Research Center for Biomedical and Health Science, Anhui Science and Technology University, Fengyang 233100, PR China; School of Environmental and Biological Engineering, Nanjing University of Science and Technology, Nanjing 210094, PR China.
Department of Criminal Science and Technology, Nanjing Forest Police College, Nanjing 210023, PR China.
Biosens Bioelectron. 2019 Apr 15;131:193-199. doi: 10.1016/j.bios.2018.11.029. Epub 2018 Nov 19.
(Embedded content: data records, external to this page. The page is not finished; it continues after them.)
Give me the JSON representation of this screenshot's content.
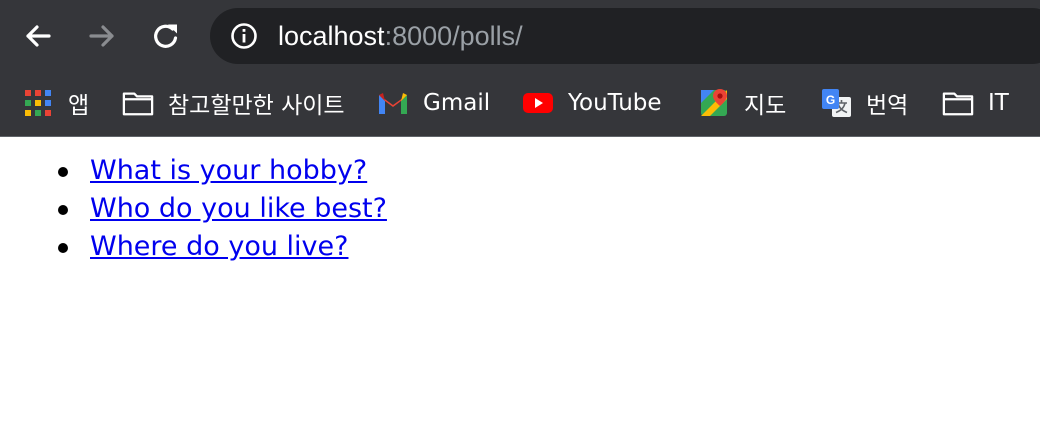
{
  "browser": {
    "address": {
      "host": "localhost",
      "rest": ":8000/polls/"
    },
    "bookmarks": [
      {
        "label": "앱",
        "icon": "apps-grid-icon"
      },
      {
        "label": "참고할만한 사이트",
        "icon": "folder-icon"
      },
      {
        "label": "Gmail",
        "icon": "gmail-icon"
      },
      {
        "label": "YouTube",
        "icon": "youtube-icon"
      },
      {
        "label": "지도",
        "icon": "maps-icon"
      },
      {
        "label": "번역",
        "icon": "translate-icon"
      },
      {
        "label": "IT",
        "icon": "folder-icon"
      }
    ]
  },
  "page": {
    "questions": [
      {
        "text": "What is your hobby?"
      },
      {
        "text": "Who do you like best?"
      },
      {
        "text": "Where do you live?"
      }
    ]
  },
  "colors": {
    "chrome": "#35363a",
    "omnibox": "#202124",
    "link": "#0000ee"
  }
}
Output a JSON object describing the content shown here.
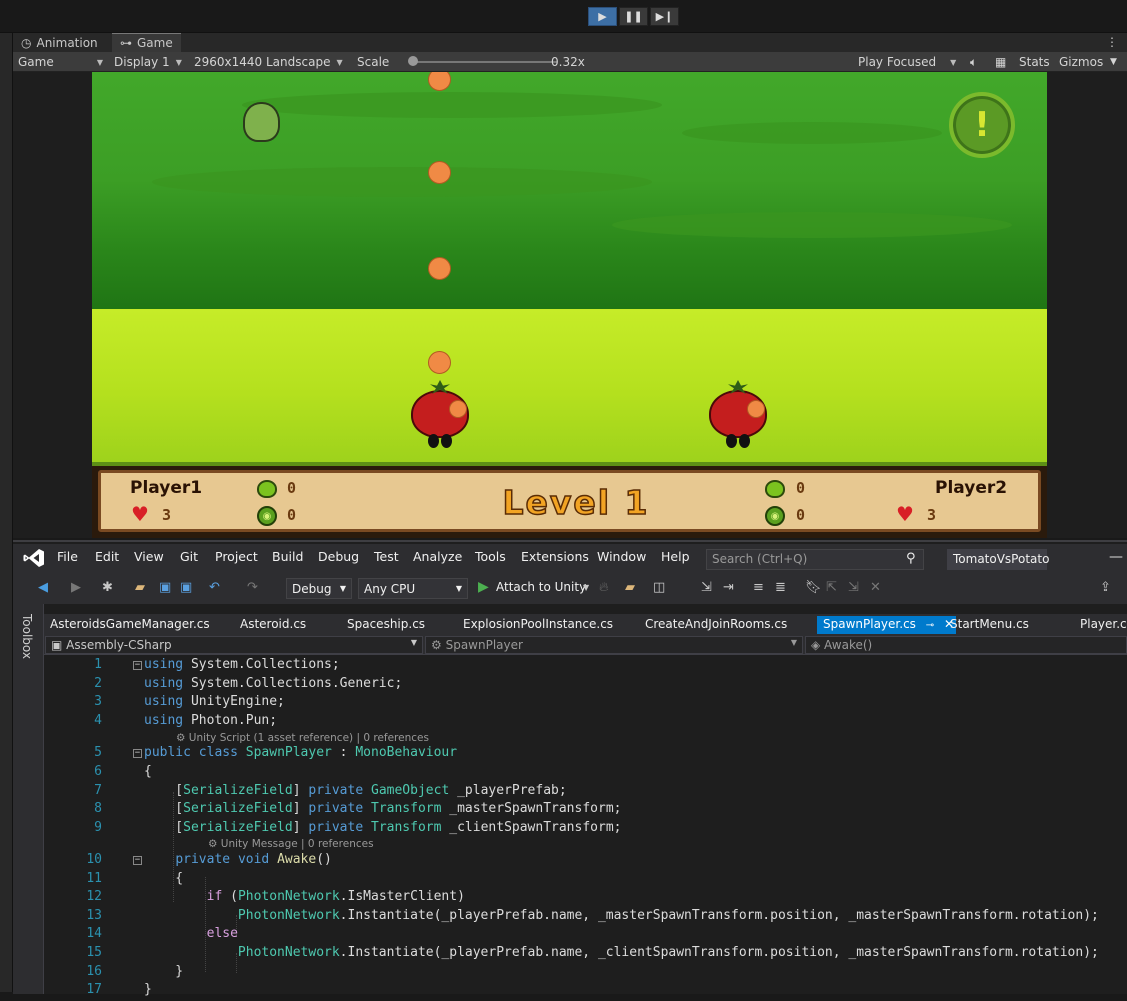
{
  "unity": {
    "tabs": [
      {
        "label": "Animation",
        "icon": "clock-icon"
      },
      {
        "label": "Game",
        "icon": "gamepad-icon"
      }
    ],
    "toolbar": {
      "view": "Game",
      "display": "Display 1",
      "resolution": "2960x1440 Landscape",
      "scale_label": "Scale",
      "scale_value": "0.32x",
      "scale_level": 0.0,
      "play_mode": "Play Focused",
      "stats": "Stats",
      "gizmos": "Gizmos"
    },
    "game": {
      "player1": "Player1",
      "player2": "Player2",
      "level": "Level  1",
      "p1_potions": "0",
      "p1_coins": "0",
      "p1_lives": "3",
      "p2_potions": "0",
      "p2_coins": "0",
      "p2_lives": "3"
    }
  },
  "vs": {
    "menu": [
      "File",
      "Edit",
      "View",
      "Git",
      "Project",
      "Build",
      "Debug",
      "Test",
      "Analyze",
      "Tools",
      "Extensions",
      "Window",
      "Help"
    ],
    "search_placeholder": "Search (Ctrl+Q)",
    "project": "TomatoVsPotato",
    "config": "Debug",
    "platform": "Any CPU",
    "attach": "Attach to Unity",
    "toolbox": "Toolbox",
    "file_tabs": [
      "AsteroidsGameManager.cs",
      "Asteroid.cs",
      "Spaceship.cs",
      "ExplosionPoolInstance.cs",
      "CreateAndJoinRooms.cs",
      "SpawnPlayer.cs",
      "StartMenu.cs",
      "Player.cs"
    ],
    "active_tab": "SpawnPlayer.cs",
    "nav": {
      "project": "Assembly-CSharp",
      "class": "SpawnPlayer",
      "member": "Awake()"
    },
    "lens1": "Unity Script (1 asset reference) | 0 references",
    "lens2": "Unity Message | 0 references",
    "lines": [
      "1",
      "2",
      "3",
      "4",
      "5",
      "6",
      "7",
      "8",
      "9",
      "10",
      "11",
      "12",
      "13",
      "14",
      "15",
      "16",
      "17"
    ]
  },
  "colors": {
    "accent": "#007acc",
    "keyword": "#569cd6",
    "type": "#4ec9b0",
    "control": "#d8a0df",
    "linenum": "#2b91af"
  }
}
Here we report a highly selective and ultrasensitive DNA biosensor based on electrochemical atom transfer radical polymerization (ATRP) signal amplification and "Click Chemistry". The DNA biosensor was prepared by immobilizing thiol and azide modified hairpin DNAs on gold electrode surface. In the presence of target DNAs (T-DNA), hairpin probes hybridized with T-DNAs to form a duplex DNA, and the ring of hairpin DNA was opened to make azide groups accessible at 3' ends. "Click reactions" proceeded between the azide and propargyl-2-bromoisobutyrate (PBIB) to initiate the ATRP reaction which brought a large number of ferrocenylmethyl methacrylate (FMMA) on the electrode surface. The amount of FMMA was proportional to the concentration of T-DNA and quantified by square wave voltammetry. Combining ATRP signal amplification with "Click Chemistry", the optimized DNA biosensor was capable of detecting 0.2 aM. T-DNA. The preliminary application of the developed DNA biosensor was demonstrated by detecting target DNA in spiked serum samples. The developed DNA biosensor shows great promise for the detection of gene biomarkers.
在这里,我们报道了一种基于电化学原子转移自由基聚合(ATRP)信号放大和“点击化学”的高选择性和超灵敏 DNA 生物传感器。该 DNA 生物传感器通过将巯基和叠氮化物修饰的发夹 DNA 固定在金电极表面来制备。在存在靶 DNA(T-DNA)的情况下,发夹探针与 T-DNA 杂交形成双链 DNA,并且发夹 DNA 的环打开,使得 3'端的叠氮化物基团可接近。“点击反应”在叠氮化物和丙炔基-2-溴异丁酸酯(PBIB)之间进行,引发 ATRP 反应,将大量的二茂铁甲基甲基丙烯酸酯(FMMA)带到电极表面。FMMA 的量与 T-DNA 的浓度成正比,并通过方波伏安法进行定量。通过将 ATRP 信号放大与“点击化学”相结合,优化后的 DNA 生物传感器能够检测到 0.2 aM 的 T-DNA。该 DNA 生物传感器的初步应用通过检测加标血清样本中的靶 DNA 得到了证明。所开发的 DNA 生物传感器在基因生物标志物的检测方面具有广阔的应用前景。